Usually your skin will recover within a week but it can be an uncomfortable few days for anyone who has a nasty case of sunburn.
The damage is caused by the sun’s UV rays and overexposure can lead to premature ageing and even skin cancer.
So you’ve spent the day out in the sun and come back burnt. What can you do to make it better?
How to relieve sunburn
The NHS has advice on how to treat sunburn. As soon as you notice sunburn, get in doors or into a shady area as soon as you can.
Mild cases can be treated at home through the following steps:
Cool the affected skin with cold water – you could take a cold shower or apply a wet sponge/flannel to the burnt skin.
Apply soothing lotions with aloe vera, this will help moisturise the affected area.
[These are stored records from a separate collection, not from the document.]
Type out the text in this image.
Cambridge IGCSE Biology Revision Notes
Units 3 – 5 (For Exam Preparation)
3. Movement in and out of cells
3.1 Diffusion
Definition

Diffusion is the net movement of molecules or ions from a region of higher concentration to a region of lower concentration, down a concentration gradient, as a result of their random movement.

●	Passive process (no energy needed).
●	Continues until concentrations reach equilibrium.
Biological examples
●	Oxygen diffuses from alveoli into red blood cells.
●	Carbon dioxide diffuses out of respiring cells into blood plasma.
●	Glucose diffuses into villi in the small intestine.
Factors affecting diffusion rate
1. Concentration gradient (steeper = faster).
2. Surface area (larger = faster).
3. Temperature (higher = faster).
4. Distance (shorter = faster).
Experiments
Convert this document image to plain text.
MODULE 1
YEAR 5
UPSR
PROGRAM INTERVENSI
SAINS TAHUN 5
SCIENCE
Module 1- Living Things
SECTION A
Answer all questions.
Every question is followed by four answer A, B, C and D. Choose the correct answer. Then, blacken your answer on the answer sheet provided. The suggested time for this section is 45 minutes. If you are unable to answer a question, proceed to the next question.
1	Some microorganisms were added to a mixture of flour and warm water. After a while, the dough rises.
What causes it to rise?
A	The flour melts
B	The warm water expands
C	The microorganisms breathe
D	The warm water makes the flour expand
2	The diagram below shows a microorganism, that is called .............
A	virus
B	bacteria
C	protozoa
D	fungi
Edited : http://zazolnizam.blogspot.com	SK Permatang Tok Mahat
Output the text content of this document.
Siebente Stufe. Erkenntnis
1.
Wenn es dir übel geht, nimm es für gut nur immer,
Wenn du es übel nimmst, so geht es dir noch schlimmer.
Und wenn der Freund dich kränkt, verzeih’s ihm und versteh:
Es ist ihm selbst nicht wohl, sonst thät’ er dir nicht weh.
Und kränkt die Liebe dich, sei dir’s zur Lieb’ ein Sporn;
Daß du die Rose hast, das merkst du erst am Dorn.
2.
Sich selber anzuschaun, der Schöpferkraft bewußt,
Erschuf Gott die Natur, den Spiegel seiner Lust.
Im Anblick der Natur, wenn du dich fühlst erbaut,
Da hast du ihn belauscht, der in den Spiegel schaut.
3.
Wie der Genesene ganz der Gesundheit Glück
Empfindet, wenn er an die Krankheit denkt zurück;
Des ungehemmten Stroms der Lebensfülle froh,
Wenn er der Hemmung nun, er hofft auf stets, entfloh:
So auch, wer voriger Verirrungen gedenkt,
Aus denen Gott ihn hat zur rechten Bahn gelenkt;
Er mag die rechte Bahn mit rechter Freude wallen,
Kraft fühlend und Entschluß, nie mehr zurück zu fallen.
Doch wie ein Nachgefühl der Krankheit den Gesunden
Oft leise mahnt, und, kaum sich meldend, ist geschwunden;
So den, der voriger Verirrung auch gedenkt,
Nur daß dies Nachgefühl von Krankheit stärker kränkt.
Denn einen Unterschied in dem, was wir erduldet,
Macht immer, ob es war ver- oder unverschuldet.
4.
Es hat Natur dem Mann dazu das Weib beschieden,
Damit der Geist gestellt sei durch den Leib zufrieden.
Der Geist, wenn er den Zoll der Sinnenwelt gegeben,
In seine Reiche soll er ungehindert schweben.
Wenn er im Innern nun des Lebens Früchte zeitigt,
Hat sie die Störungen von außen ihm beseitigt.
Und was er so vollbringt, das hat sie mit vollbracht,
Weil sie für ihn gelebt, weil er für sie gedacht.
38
You could also try hydrocorisone cream – this can be picked up from your pharmacy without a prescription and can reduce inflammation.
Drink plenty of water to ward off dehydration. Sunburn draws fluids to the skin’s surface so you need to drink more water than usual to stay hydrated.
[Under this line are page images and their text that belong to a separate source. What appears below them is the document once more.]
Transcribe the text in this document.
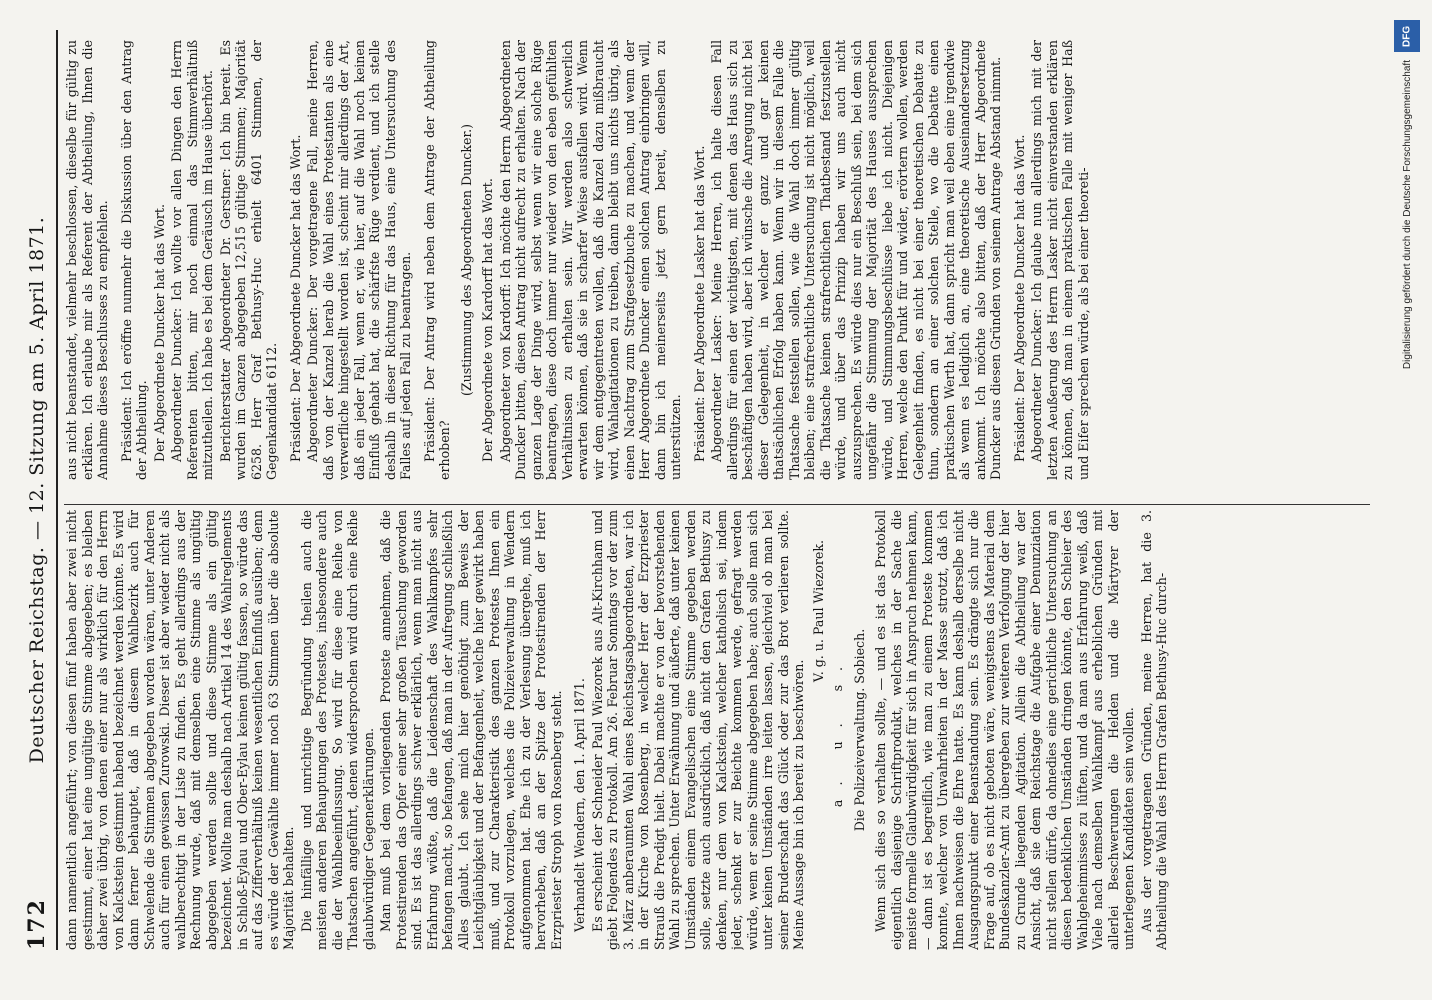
172
Deutscher Reichstag. — 12. Sitzung am 5. April 1871. dann namentlich angeführt; von diesen fünf haben aber zwei nicht gestimmt, einer hat eine ungültige Stimme abgegeben; es bleiben daher zwei übrig, von denen einer nur als wirklich für den Herrn von Kalckstein gestimmt habend bezeichnet werden könnte. Es wird dann ferner behauptet, daß in diesem Wahlbezirk auch für Schwelende die Stimmen abgegeben worden wären, unter Anderen auch für einen gewissen Zurowski. Dieser ist aber wieder nicht als wahlberechtigt in der Liste zu finden. Es geht allerdings aus der Rechnung wurde, daß mit demselben eine Stimme als ungültig abgegeben werden sollte und diese Stimme als ein gültig bezeichnet. Wollte man deshalb nach Artikel 14 des Wahlreglements in Schloß-Eylau und Ober-Eylau keinen gültig fassen, so würde das auf das Zifferverhältniß keinen wesentlichen Einfluß ausüben; denn es würde der Gewählte immer noch 63 Stimmen über die absolute Majorität behalten. Die hinfällige und unrichtige Begründung theilen auch die meisten anderen Behauptungen des Protestes, insbesondere auch die der Wahlbeeinflussung. So wird für diese eine Reihe von Thatsachen angeführt, denen widersprochen wird durch eine Reihe glaubwürdiger Gegenerklärungen. Man muß bei dem vorliegenden Proteste annehmen, daß die Protestirenden das Opfer einer sehr großen Täuschung geworden sind. Es ist das allerdings schwer erklärlich, wenn man nicht aus Erfahrung wüßte, daß die Leidenschaft des Wahlkampfes sehr befangen macht, so befangen, daß man in der Aufregung schließlich Alles glaubt. Ich sehe mich hier genöthigt zum Beweis der Leichtgläubigkeit und der Befangenheit, welche hier gewirkt haben muß, und zur Charakteristik des ganzen Protestes Ihnen ein Protokoll vorzulegen, welches die Polizeiverwaltung in Wendern aufgenommen hat. Ehe ich zu der Verlesung übergehe, muß ich hervorheben, daß an der Spitze der Protestirenden der Herr Erzpriester Stroph von Rosenberg steht. Verhandelt Wendern, den 1. April 1871. Es erscheint der Schneider Paul Wiezorek aus Alt-Kirchham und giebt Folgendes zu Protokoll. Am 26. Februar Sonntags vor der zum 3. März anberaumten Wahl eines Reichstagsabgeordneten, war ich in der Kirche von Rosenberg, in welcher Herr der Erzpriester Strauß die Predigt hielt. Dabei machte er von der bevorstehenden Wahl zu sprechen. Unter Erwähnung und äußerte, daß unter keinen Umständen einem Evangelischen eine Stimme gegeben werden solle, setzte auch ausdrücklich, daß nicht den Grafen Bethusy zu denken, nur dem von Kalckstein, welcher katholisch sei, indem jeder, schenkt er zur Beichte kommen werde, gefragt werden würde, wem er seine Stimme abgegeben habe; auch solle man sich unter keinen Umständen irre leiten lassen, gleichviel ob man bei seiner Bruderschaft das Glück oder zur das Brot verlieren sollte. Meine Aussage bin ich bereit zu beschwören.

V. g. u. Paul Wiezorek.

a. u. s. Die Polizeiverwaltung. Sobiech. Wenn sich dies so verhalten sollte, — und es ist das Protokoll eigentlich dasjenige Schriftprodukt, welches in der Sache die meiste formelle Glaubwürdigkeit für sich in Anspruch nehmen kann, — dann ist es begreiflich, wie man zu einem Proteste kommen konnte, welcher von Unwahrheiten in der Masse strotzt, daß ich Ihnen nachweisen die Ehre hatte. Es kann deshalb derselbe nicht Ausgangspunkt einer Beanstandung sein. Es drängte sich nur die Frage auf, ob es nicht geboten wäre, wenigstens das Material dem Bundeskanzler-Amt zu übergeben zur weiteren Verfolgung der hier zu Grunde liegenden Agitation. Allein die Abtheilung war der Ansicht, daß sie dem Reichstage die Aufgabe einer Denunziation nicht stellen dürfe, da ohnedies eine gerichtliche Untersuchung an diesen bedenklichen Umständen dringen könnte, den Schleier des Wahlgeheimnisses zu lüften, und da man aus Erfahrung weiß, daß Viele nach demselben Wahlkampf aus erheblichen Gründen mit allerlei Beschwerungen die Helden und die Märtyrer der unterlegenen Kandidaten sein wollen. Aus der vorgetragenen Gründen, meine Herren, hat die 3. Abtheilung die Wahl des Herrn Grafen Bethusy-Huc durch-

aus nicht beanstandet, vielmehr beschlossen, dieselbe für gültig zu erklären. Ich erlaube mir als Referent der Abtheilung, Ihnen die Annahme dieses Beschlusses zu empfehlen. Präsident: Ich eröffne nunmehr die Diskussion über den Antrag der Abtheilung. Der Abgeordnete Duncker hat das Wort. Abgeordneter Duncker: Ich wollte vor allen Dingen den Herrn Referenten bitten, mir noch einmal das Stimmverhältniß mitzutheilen. Ich habe es bei dem Geräusch im Hause überhört. Berichterstatter Abgeordneter Dr. Gerstner: Ich bin bereit. Es wurden im Ganzen abgegeben 12,515 gültige Stimmen; Majorität 6258. Herr Graf Bethusy-Huc erhielt 6401 Stimmen, der Gegenkandidat 6112. Präsident: Der Abgeordnete Duncker hat das Wort. Abgeordneter Duncker: Der vorgetragene Fall, meine Herren, daß von der Kanzel herab die Wahl eines Protestanten als eine verwerfliche hingestellt worden ist, scheint mir allerdings der Art, daß ein jeder Fall, wenn er, wie hier, auf die Wahl noch keinen Einfluß gehabt hat, die schärfste Rüge verdient, und ich stelle deshalb in dieser Richtung für das Haus, eine Untersuchung des Falles auf jeden Fall zu beantragen. Präsident: Der Antrag wird neben dem Antrage der Abtheilung erhoben?

(Zustimmung des Abgeordneten Duncker.) Der Abgeordnete von Kardorff hat das Wort. Abgeordneter von Kardorff: Ich möchte den Herrn Abgeordneten Duncker bitten, diesen Antrag nicht aufrecht zu erhalten. Nach der ganzen Lage der Dinge wird, selbst wenn wir eine solche Rüge beantragen, diese doch immer nur wieder von den eben gefühlten Verhältnissen zu erhalten sein. Wir werden also schwerlich erwarten können, daß sie in scharfer Weise ausfallen wird. Wenn wir dem entgegentreten wollen, daß die Kanzel dazu mißbraucht wird, Wahlagitationen zu treiben, dann bleibt uns nichts übrig, als einen Nachtrag zum Strafgesetzbuche zu machen, und wenn der Herr Abgeordnete Duncker einen solchen Antrag einbringen will, dann bin ich meinerseits jetzt gern bereit, denselben zu unterstützen. Präsident: Der Abgeordnete Lasker hat das Wort. Abgeordneter Lasker: Meine Herren, ich halte diesen Fall allerdings für einen der wichtigsten, mit denen das Haus sich zu beschäftigen haben wird, aber ich wünsche die Anregung nicht bei dieser Gelegenheit, in welcher er ganz und gar keinen thatsächlichen Erfolg haben kann. Wenn wir in diesem Falle die Thatsache feststellen sollen, wie die Wahl doch immer gültig bleiben; eine strafrechtliche Untersuchung ist nicht möglich, weil die Thatsache keinen strafrechtlichen Thatbestand festzustellen würde, und über das Prinzip haben wir uns auch nicht auszusprechen. Es würde dies nur ein Beschluß sein, bei dem sich ungefähr die Stimmung der Majorität des Hauses aussprechen würde, und Stimmungsbeschlüsse liebe ich nicht. Diejenigen Herren, welche den Punkt für und wider, erörtern wollen, werden Gelegenheit finden, es nicht bei einer theoretischen Debatte zu thun, sondern an einer solchen Stelle, wo die Debatte einen praktischen Werth hat, dann spricht man weil eben eine irgendwie als wenn es lediglich an, eine theoretische Auseinandersetzung ankommt. Ich möchte also bitten, daß der Herr Abgeordnete Duncker aus diesen Gründen von seinem Antrage Abstand nimmt. Präsident: Der Abgeordnete Duncker hat das Wort. Abgeordneter Duncker: Ich glaube nun allerdings mich mit der letzten Aeußerung des Herrn Lasker nicht einverstanden erklären zu können, daß man in einem praktischen Falle mit weniger Haß und Eifer sprechen würde, als bei einer theoreti-

DFG
Digitalisierung gefördert durch die Deutsche Forschungsgemeinschaft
Take ibuprofen or paracetamol to relieve pain. But don’t give aspirin to under 16s,
Avoid the sun and keep burnt skin covered up. Loose fitting clothes are the best as they will irritate your skin less and allow it to breath.
At what point is sunburn so bad that I should visit a doctor?
The NHS says you should contact your GP or visit a walk-in centre if you’re concerned or have an unusually large area which is badly burnt.
If you have severe burning you should seek medical advice
Symptoms of severe sunburn include:
Blisters or swelling
A high temperature of 38C or above
Heat exhaustion, which can cause dizziness, headaches and nausea
How can severe sunburn be treated?
Your GP surgery may give you special burn cream and dressings which are used on severe sunburn. In extreme cases, they may refer you to hospital.
How do I avoid getting burnt?
The obvious answer is to wear sun cream. The NHS says you need around 35ml (6-8 teaspoons) of lotion to cover an adult’s body. Don’t apply it too thinly.
If you are going to be outside in the sun for lengthy periods, then put suncream on half an hour before you go out the door and then again just before you’re about to go outside.
Apply it to all parts of exposed skin and remember to use water resistant sun cream if you’re exercising, sweat a lot or are going into water.
You should also wear loose, long clothing to cover skin if you burn easily.